Reputation: 391
I have a panel data that records the employment status of individuals across different years. Many of them change jobs over the time span of my data. I want to capture these transitions and conduct second-order Markov Chain Analysis (Using the previous two transitions to predict the likelihood of next one). To do so, I need to convert my data to (1) merge the previous two transitions into string sequences and (2) put the sequence and the next transition side by side. For example:
Year Person Employment_Status
1990 Bob High School Teacher
1991 Bob High School Teacher
1992 Bob Freelancer
1993 Bob High School Teacher
1994 Bob Researcher
1990 Peter Singer
1991 Peter Singer
1990 John Singer
1991 John Dancer
1990 James Actor
1991 James Actor
1992 James Producer
1993 James Producer
1994 James Investor
The ideal output should look like below (Note that the records of Peter and John are not included because they don't have enough previous transitions to be used.
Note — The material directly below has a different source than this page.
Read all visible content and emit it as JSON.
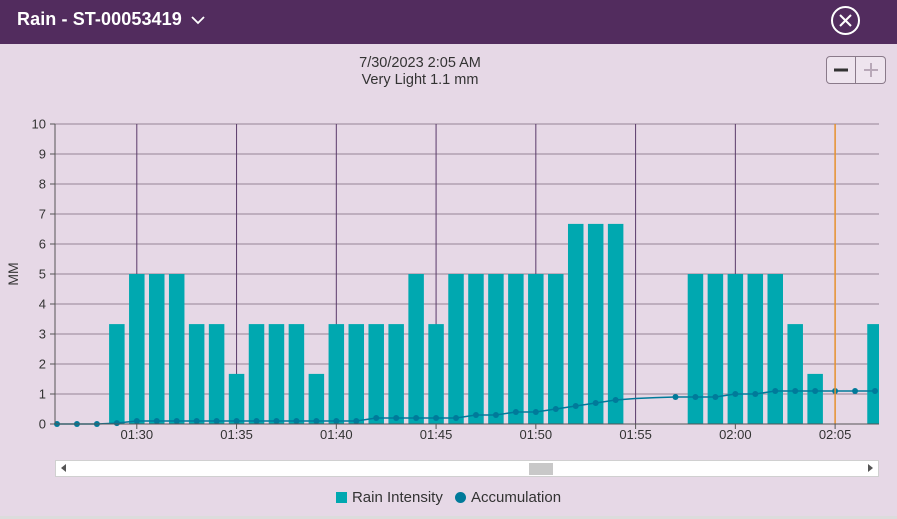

Peter has no transition and John in total has two):
From To
High School Teacher-Freelancer High School Teacher
Freelancer-High School Teacher Researcher
Actor-Producer Investor
Upvotes: 0
Views: 48
Reputation: 96
There are probably more efficient ways to do this, but the following should work and has the benefit of being able to follow the steps to ensure the correct output.
library(dplyr)
library(fuzzyjoin)
# Remove consecutive duplicates of preson & employment_status
clean_df <- df %>%
arrange(
Person, Year
) %>%
mutate(
Combo = paste(Person, Employment_Status, sep = '_')
) %>%
filter(
!dplyr::lag(Combo, n = 1, default = "1") == Combo
) %>%
select(
-Combo
)
# Find the next employment transition
first_transform <- clean_df %>%
fuzzyjoin::fuzzy_left_join(
y = clean_df %>%
select(
Next_Year = Year
, Person
, Next_Employment_Status = Employment_Status
)
, by = c(
"Year" = "Next_Year"
, "Person"
, "Employment_Status" = "Next_Employment_Status"
)
, match_fun = list(
`<`
, `==`
, `!=`
)
) %>%
filter(
!is.na(Next_Year)
) %>%
group_by(
Person.x, Year
) %>%
rename(
Person = Person.x
) %>%
select(
-Person.y
) %>%
dplyr::slice_head(n = 1)
# Concatenate first employment transition and look for the next
first_transform %>%
mutate(
From = paste(Employment_Status, Next_Employment_Status, sep = "-")
) %>%
left_join(
y = first_transform %>%
select(
Person, Year
, To = Next_Employment_Status
)
, by = c(
"Person" = "Person"
, "Next_Year" = "Year"
)
) %>%
ungroup() %>%
filter(
!is.na(To)
) %>%
select(
From, To
)
Upvotes: 1